“That I may dwell in the house of the Lord all the days of my life.”

~ Psalm 27:4

This was a psalm prayer very dear and meaningful to Sister Rose William. When God called her home, her desire became a final reality.

Sister Rose William was born to Willie and Emma Bellemare St. Cyr, who were French Canadians, on October 13, 1906 at Montmarte, Saskatchewan. She was the second oldest of the family’s four girls. A week after her birth she was baptized at Sacred Heart Church and given the name of Celine. Of her parents she was later to write, “My good parents first formed my heart to love and to faithfulness; to say ‘yes’ to the Lord regardless of the cost.”

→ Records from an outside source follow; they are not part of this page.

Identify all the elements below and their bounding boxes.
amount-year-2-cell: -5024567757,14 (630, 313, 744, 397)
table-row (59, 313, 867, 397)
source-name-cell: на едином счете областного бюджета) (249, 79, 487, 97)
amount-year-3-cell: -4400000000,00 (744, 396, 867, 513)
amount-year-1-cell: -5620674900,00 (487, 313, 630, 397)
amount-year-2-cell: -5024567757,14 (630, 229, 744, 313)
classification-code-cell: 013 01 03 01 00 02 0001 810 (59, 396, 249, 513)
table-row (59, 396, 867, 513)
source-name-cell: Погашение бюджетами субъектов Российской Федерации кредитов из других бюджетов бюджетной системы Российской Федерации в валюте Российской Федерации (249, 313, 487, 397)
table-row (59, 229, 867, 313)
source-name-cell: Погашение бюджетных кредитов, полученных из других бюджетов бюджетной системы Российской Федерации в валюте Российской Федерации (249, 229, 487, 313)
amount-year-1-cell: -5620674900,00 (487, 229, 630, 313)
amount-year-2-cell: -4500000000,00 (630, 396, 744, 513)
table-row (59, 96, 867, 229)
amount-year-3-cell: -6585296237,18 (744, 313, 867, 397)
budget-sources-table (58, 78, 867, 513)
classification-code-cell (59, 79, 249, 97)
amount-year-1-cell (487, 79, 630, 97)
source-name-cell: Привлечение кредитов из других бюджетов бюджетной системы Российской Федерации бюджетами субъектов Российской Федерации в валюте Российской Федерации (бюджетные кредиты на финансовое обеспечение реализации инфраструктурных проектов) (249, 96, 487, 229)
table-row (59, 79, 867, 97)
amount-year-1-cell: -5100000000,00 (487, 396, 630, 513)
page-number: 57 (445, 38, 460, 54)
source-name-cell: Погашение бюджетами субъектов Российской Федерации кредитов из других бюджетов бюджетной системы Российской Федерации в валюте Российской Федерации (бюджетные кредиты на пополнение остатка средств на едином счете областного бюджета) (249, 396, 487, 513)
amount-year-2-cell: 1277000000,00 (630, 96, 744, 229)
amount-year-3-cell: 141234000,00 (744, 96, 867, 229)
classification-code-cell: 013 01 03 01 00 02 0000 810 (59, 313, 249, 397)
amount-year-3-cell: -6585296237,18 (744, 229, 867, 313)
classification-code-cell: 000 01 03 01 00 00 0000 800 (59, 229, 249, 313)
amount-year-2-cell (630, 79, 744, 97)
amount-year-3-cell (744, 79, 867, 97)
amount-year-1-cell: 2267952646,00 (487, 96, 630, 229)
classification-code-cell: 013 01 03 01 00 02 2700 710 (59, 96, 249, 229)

Celine’s more formal education was at schools first, at Montmartre and later at Ponteix, where the family had moved to a large farm in 1916. She then attended the Academy of the Sisters of Jesus and Mary at Gravelbourg and later she enriched her education by taking a sewing course in Winnepeg, Sask. She helped at home and later became a housekeeper for priests. One of these priests was Father Ogle, Sister Kenneth Fitzgerald’s uncle. He was so impressed by our Sisters and the catechetical work they did in many rural areas during the summer that he continued to “steer” many young women to our congregation. At Kindersley Celine met the Sisters when they stayed at the rectory while instructing the children.

At the age of 25 Celine uttered a very important ‘YES’ for on September 8, 1932, leaving her beloved Canada, she came to Marywood to enter our Dominican congregation with Sister Jerome Smithers as her postulant mistress. On August 23, 1933, she was clothed in the white habit and given the name of Sister Rose William of St. Dominic. As a novice she was assigned to take care of the Marywood chaplain’s quarters.

After her profession in 1935, Sister Rose William began 40 years in food service or housekeeping in some capacity. Her first mission assignment was to Hannah – and any Sister who was ever assigned there was likely to be told of the storm of 1939 when 75 children could not get home. By 9:00 that night there were still 35 left to stay for the night! It was Sister Rose William who “multiplied the loaves and pancakes.”

She also served in Melville, Sask. and for 12 years (at two different intervals) at St. Joseph Seminary in Grand Rapids. Everyone there, Bishop, priests, seminarians, parents, experienced her kindness, concern, and hard work. During her time there the enrollment soared to over 200 seminarians. The remainder of her 40 years was spent at Marywood, where she was in charge in turn of the Chaplain’s quarters and the school cafeteria, and then became executive housekeeper.

After 40 years another type of work awaited Sister Rose William. Her next ten years were devoted to the physical and personal needs of our retired Sisters. She did this with great empathy and concern for each Sister. Then in 1985, though many another person would have looked for a bit more leisure, Marywood’s sewing room became her work place and here she did not only the house mending but also sewing for the Sisters and the poor. She was a gifted seamstress who used this talent very unselfishly. When she did relax, she was frequently busy creating beautiful knitted and crocheted articles.

Sister Rose William was an exemplar of prayer and compassion. Always a good listener, she was never too busy or tired to take care of someone’s needs. She was a woman of great prudence, wisdom, and understanding and a loyal friend to many persons. In the St. Cyr relationship there were many priests and religious, and she was privileged to have one of her own family, Sister Marie Andre, enter our congregation eight years after her own entrance.

In a recent autobiography Sister Rose William recalled the blessings and favors that had been hers, for which she would continue to sing the refrain of her favorite psalm, “I will never stop thanking God” (34). She was particularly mindful of the love and example of her Sisters in community, and she added, “May St. Dominic reserve for me a place under the mantle of Our Blessed Mother, who already shelters so many of our loved ones.”

On the Feast of the Assumption in 1991, Sister Rose William suffered a stroke and was confined to Aquinata Hall ever since.

We as a community “will never stop thanking God for all the blessings that have been ours because of Sister Rose William’s good and beautiful life. May she now enjoy the wonderful peace which she brought to so many others by her kind and loving ministry.

Sister Rose William is survived by her sister Sister Marie Andre St. Cyr of Grand Rapids, nieces, nephews, friends and a loving community.